The oil price rout will shut sufficient production to erode the global glut and crude will turn into a new bull market before the year is out, analysts including Goldman Sachs’ Jeff Currie said in a January 15 report. US production hit a record high of 9.61mn bpd in June, according to weekly data from the EIA, and is forecast to average 9.11mn bpd in the first three months of the year. It may fall to average 8.49mn bpd during the fourth quarter, according to the agency.
“We’ll see higher oil prices” with “supply and demand tightening in the second half of the year,” Bob Dudley, chief executive officer of BP, said in a Bloomberg Television interview on Tuesday. The market will remain “tough and choppy” in the first half as it contends with a surplus of 1mn barrels a day, he said. A worldwide oversupply contributed to a 30% slump in WTI and 35% decline in Brent last year. US crude supplies have swelled to a record and the Organisation of Petroleum Exporting Countries have effectively abandoned output targets as they seek to defend market share.

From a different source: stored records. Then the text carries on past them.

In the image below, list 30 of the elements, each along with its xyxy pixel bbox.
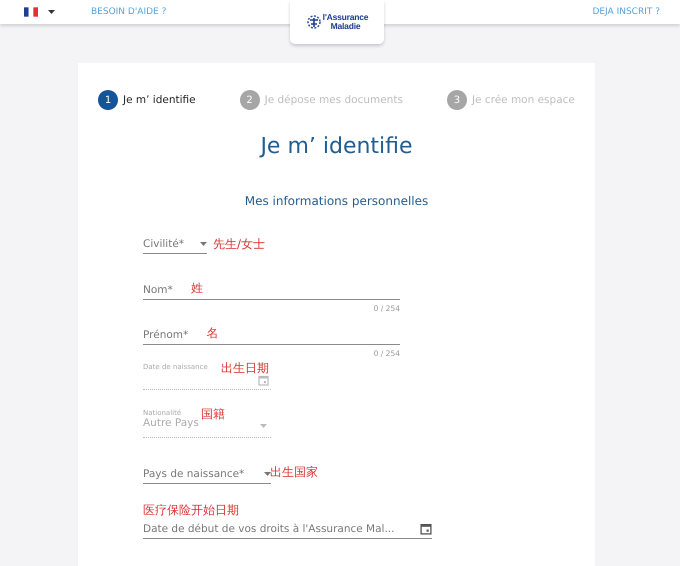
login-link[interactable]: DEJA INSCRIT ?: [592, 7, 660, 17]
annotation: 国籍: [201, 406, 225, 423]
step-label[interactable]: Je m’ identifie: [123, 94, 196, 106]
annotation: 出生日期: [221, 360, 269, 377]
help-link[interactable]: BESOIN D'AIDE ?: [91, 7, 166, 17]
step-number: 1: [98, 90, 118, 110]
logo-emblem-icon: [306, 14, 322, 30]
annotation: 名: [206, 325, 218, 342]
annotation: 出生国家: [270, 464, 318, 481]
page-title: Je m’ identifie: [258, 134, 414, 159]
dropdown-caret-icon: [264, 472, 271, 476]
date-field[interactable]: Date de début de vos droits à l'Assurance Mal...: [143, 519, 432, 539]
logo-text: l'Assurance Maladie: [322, 13, 368, 31]
annotation: 医疗保险开始日期: [143, 502, 239, 519]
calendar-icon: [420, 522, 432, 534]
caret-icon[interactable]: [48, 10, 55, 14]
flag-icon[interactable]: [24, 7, 38, 17]
section-title: Mes informations personnelles: [244, 194, 430, 208]
text-input[interactable]: Nom* 姓: [143, 280, 400, 300]
calendar-icon: [258, 375, 269, 386]
logo-tab[interactable]: l'Assurance Maladie: [290, 0, 384, 44]
annotation: 姓: [190, 280, 203, 297]
select-field[interactable]: Pays de naissance*: [143, 464, 271, 484]
select-field[interactable]: Civilité*: [143, 234, 207, 254]
step-number: 2: [240, 90, 260, 110]
dropdown-caret-icon: [200, 242, 207, 246]
dropdown-caret-icon: [260, 424, 267, 428]
annotation: 先生/女士: [213, 236, 266, 253]
text-input[interactable]: Prénom* 名: [143, 325, 400, 345]
step-number: 3: [446, 90, 467, 110]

“We need to see supply giving up and I think that all falls to the US,” Dominic Schnider, the head of commodities and Asia-Pacific foreign exchange at UBS’s wealth-management unit in Hong Kong, said last Friday in a Bloomberg Television interview. Schnider at the beginning of this year correctly predicted Brent would drop near $30 a barrel. “We’re still oversupplied.”
Natixis lowered its forecasts for 2016 and 2017 over concerns that Iran will boost exports after sanctions were lifted and on the possibility a more stable Libyan government will increase production. The Paris-based bank projects WTI will average $38 a barrel in the fourth-quarter, the lowest of 17 estimates compiled by Bloomberg. And while the IEA sees supply outside Opec sliding, it warned last month that “the oil market could drown in oversupply.”
The price slump prompted Exxon Mobil Corp to cut its drilling budget to the lowest in 10 years, while Standard & Poor’s reduced Chevron Corp’s credit rating for the first time in almost three decades. The agency also cut Royal Dutch Shell’s debt rating to the lowest since S&P began coverage in 1990.
There are signs supply and demand will start to come back into balance this year, Opec secretary-general Abdalla El-Badri said on January 25 at a conference in London. Global demand is forecast to increase by about 1.3mn bpd, while supply from outside the producer group is expected to contract by about 660,000 a day, he said.
Output from Russia, which vies with Saudi Arabia and the US as the world’s top producer, may fall this year by as much as 150,000 bpd, or about 1.3%, according to analysts including Neil Beveridge, at Sanford C Bernstein & Co. The country’s production set a post-Soviet high in January as output of crude and a light oil called condensate climbed 1.5% from a year earlier to 10.878mn bpd, according to the Energy Ministry’s CDU-TEK unit.
Iraq, the second-biggest producer in Opec, and Pierre Andurand, the founder of the $615mn Andurand Capital Management, predict oil may rise to $50 a barrel, while the UAE sees the glut shrinking, even after Iran boosts exports.
While prices continue to fluctuate, buy the December 2016 WTI contract below $40 a barrel because prices are forecast to average $48 by the end of the year, according to Mark Keenan, the head of commodities research for Asia at Societe Generale in Singapore. There may be “meaningful signs” of shale production balancing in the second half, Keenan predicts.
“The combination of continued demand growth and falling US production will eventually help create a floor in the market from where it will be able to rally back towards the $40 to $50 range by year-end,” Ole Hansen, head of commodity strategy at Saxo Bank, said by e-mail.